Stores information about the prediction of a Policy.

__init__

def __init__(probabilities: List[float],
policy_name: Optional[Text],
policy_priority: int = 1,
events: Optional[List[Event]] = None,
optional_events: Optional[List[Event]] = None,
is_end_to_end_prediction: bool = False,
is_no_user_prediction: bool = False,
diagnostic_data: Optional[Dict[Text, Any]] = None,
hide_rule_turn: bool = False,
action_metadata: Optional[Dict[Text, Any]] = None) -> None

Creates a PolicyPrediction.

Arguments:

  • probabilities - The probabilities for each action.
  • policy_name - Name of the policy which made the prediction.
  • policy_priority - The priority of the policy which made the prediction.
  • events - Events which the Policy needs to have applied to the tracker after the prediction. These events are applied independent of whether the policy wins against other policies or not. Be careful which events you return as they can potentially influence the conversation flow.
  • optional_events - Events which the Policy needs to have applied to the tracker after the prediction in case it wins. These events are only applied in case the policy's prediction wins. Be careful which events you return as they can potentially influence the conversation flow.
  • is_end_to_end_prediction - True if the prediction used the text of the user message instead of the intent.
  • probabilities0 - True if the prediction uses neither the text of the user message nor the intent.

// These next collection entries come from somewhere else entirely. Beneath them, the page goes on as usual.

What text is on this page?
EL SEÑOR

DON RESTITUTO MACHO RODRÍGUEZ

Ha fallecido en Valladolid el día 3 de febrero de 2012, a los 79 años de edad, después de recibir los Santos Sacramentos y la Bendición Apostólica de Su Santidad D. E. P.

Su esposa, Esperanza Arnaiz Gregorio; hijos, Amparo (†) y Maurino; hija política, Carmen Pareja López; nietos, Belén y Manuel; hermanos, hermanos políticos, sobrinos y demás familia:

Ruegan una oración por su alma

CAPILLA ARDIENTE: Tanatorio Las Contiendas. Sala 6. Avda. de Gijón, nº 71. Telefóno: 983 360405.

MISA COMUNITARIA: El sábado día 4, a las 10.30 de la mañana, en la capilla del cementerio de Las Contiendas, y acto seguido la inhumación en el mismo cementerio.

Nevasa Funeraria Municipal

This is for the example the case for happy loop paths.
  • probabilities2 - Intermediate results or other information that is not necessary for Rasa to function, but intended for debugging and fine-tuning purposes.
  • probabilities3 - True if the prediction was made by the rules which do not appear in the stories
  • probabilities5 - Specifies additional metadata that can be passed by policies.

for_action_name

@staticmethod
def for_action_name(
domain: Domain,
action_name: Text,
policy_name: Optional[Text] = None,
confidence: float = 1.0,
action_metadata: Optional[Dict[Text,
Any]] = None) -> "PolicyPrediction"

Create a prediction for a given action.

Arguments:

  • domain - The current model domain
  • action_name - The action which should be predicted.
  • policy_name - The policy which did the prediction.
  • confidence - The prediction confidence.
  • action_metadata - Additional metadata to be attached with the prediction.

Returns:

The prediction.

__eq__

def __eq__(other: Any) -> bool

Checks if the two objects are equal.

Arguments:

  • other - Any other object.

Returns:

True if other has the same type and the values are the same.

max_confidence_index

@property
def max_confidence_index() -> int

Gets the index of the action prediction with the highest confidence.

Returns:

The index of the action with the highest confidence.

max_confidence

@property
def max_confidence() -> float

Gets the highest predicted confidence.

Returns:

The highest predicted confidence.

confidence_scores_for

def confidence_scores_for(action_name: Text, value: float,
domain: Domain) -> List[float]

Returns confidence scores if a single action is predicted.

Arguments:

  • action_name - the name of the action for which the score should be set
  • value - the confidence for action_name
  • domain - the :class:rasa.shared.core.domain.Domain

Returns:

the list of the length of the number of actions

InvalidPolicyConfig Objects

class InvalidPolicyConfig(RasaException)

Exception that can be raised when policy config is not valid.